I've been involved with music for most of my life, but I've never fully explored the process of creating my own music. I guess you could say that the muse never quite struck. But it gave me a pretty good blow last night.
I was driving around Ithaca yesterday afternoon and had a few minutes to spare, so I stopped at Stewart Park, which sits at the southern end of Cayuga Lake. As I drove around and down the hill approaching the park, I saw what appeared to be small blocks of ice on the lake. But once I parked and got out of the car, it was pretty apparent that it wasn't ice - they were waves. To have so many waves on the lake, especially this far offshore, is a pretty rare occurrence.
I happened to have my camera with me, and rather than snap a few photos, I figured that a video would capture the experience more fully.
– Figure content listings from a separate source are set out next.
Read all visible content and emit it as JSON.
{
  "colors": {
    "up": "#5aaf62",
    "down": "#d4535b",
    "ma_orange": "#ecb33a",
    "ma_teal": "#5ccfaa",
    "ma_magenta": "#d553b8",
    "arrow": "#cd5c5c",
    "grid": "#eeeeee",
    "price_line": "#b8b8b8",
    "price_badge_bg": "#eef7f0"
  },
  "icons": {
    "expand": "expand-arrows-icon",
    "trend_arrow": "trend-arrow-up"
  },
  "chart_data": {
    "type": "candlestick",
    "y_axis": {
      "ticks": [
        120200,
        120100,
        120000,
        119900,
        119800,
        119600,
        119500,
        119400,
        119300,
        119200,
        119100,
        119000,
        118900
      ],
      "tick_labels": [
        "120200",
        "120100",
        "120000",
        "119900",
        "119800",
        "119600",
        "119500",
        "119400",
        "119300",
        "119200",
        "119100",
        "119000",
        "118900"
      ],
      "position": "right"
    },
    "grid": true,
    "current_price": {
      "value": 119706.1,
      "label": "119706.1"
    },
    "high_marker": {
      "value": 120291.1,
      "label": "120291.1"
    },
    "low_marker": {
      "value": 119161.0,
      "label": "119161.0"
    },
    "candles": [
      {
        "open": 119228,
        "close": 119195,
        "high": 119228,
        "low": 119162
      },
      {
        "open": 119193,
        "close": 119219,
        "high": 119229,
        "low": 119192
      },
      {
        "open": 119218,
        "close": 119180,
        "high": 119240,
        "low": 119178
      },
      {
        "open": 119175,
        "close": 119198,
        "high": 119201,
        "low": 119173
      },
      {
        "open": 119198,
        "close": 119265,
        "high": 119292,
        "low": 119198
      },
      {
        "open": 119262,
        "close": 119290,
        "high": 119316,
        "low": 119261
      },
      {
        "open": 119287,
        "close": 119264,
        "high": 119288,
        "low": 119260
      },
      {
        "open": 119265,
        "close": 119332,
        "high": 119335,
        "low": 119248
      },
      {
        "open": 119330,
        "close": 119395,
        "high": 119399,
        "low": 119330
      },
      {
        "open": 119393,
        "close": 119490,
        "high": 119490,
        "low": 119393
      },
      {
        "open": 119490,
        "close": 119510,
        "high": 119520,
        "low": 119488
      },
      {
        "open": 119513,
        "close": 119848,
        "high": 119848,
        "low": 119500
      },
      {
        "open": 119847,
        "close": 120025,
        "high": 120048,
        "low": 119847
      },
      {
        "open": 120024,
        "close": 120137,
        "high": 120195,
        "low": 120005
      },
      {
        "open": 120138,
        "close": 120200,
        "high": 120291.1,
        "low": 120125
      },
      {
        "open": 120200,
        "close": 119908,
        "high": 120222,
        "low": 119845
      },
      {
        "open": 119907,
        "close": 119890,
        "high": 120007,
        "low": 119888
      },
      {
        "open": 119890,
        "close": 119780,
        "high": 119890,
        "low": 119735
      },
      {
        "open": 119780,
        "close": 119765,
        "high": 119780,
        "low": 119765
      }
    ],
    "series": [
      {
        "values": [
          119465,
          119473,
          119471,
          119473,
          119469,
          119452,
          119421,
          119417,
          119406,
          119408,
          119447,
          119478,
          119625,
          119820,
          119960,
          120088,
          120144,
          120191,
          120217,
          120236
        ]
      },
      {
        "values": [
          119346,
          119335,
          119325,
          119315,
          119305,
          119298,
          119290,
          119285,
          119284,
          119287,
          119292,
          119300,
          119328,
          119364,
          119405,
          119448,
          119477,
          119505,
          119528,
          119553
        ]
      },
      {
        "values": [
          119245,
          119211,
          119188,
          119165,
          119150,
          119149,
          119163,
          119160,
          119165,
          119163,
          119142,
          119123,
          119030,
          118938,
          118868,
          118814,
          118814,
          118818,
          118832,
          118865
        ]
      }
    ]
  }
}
The wind was blowing right down the throat of the lake - violently! - pushing the water toward the southern shore and churning up the water. The video wouldn't load directly to the blog, so I've created a YouTube channel for the blog where I'll probably be posting other videos in the future.
I decided to set my raw video of the whitecaps on Cayuga Lake to music. The idea was to capture the constant but unsettled nature of the waves, express the nautical nature of the scene with a bit of a rolling sea shanty feel, some Morse Code, and sprinkle a few splashes on top. I could spend hours tweaking things - and the quality of the recording is only as good as my computer's puny sound card - but I can't help but be pleased with the end result. It leaves me with a completely different impression than the original video, with only the howling wind.
The new YouTube channel opens a lot of potential, but we'll see what develops. For now, it's just a place to plop some videos...added music or not. Sorry for the shaky camera - the wind had just a little to do with that!
I hope you'll take a minute (literally) to check it out. And in the long run, I hope you'll find your own talents (like how to arrange the flowers in your garden) and find ways to share them (like telling me how to arrange the flowers in my garden).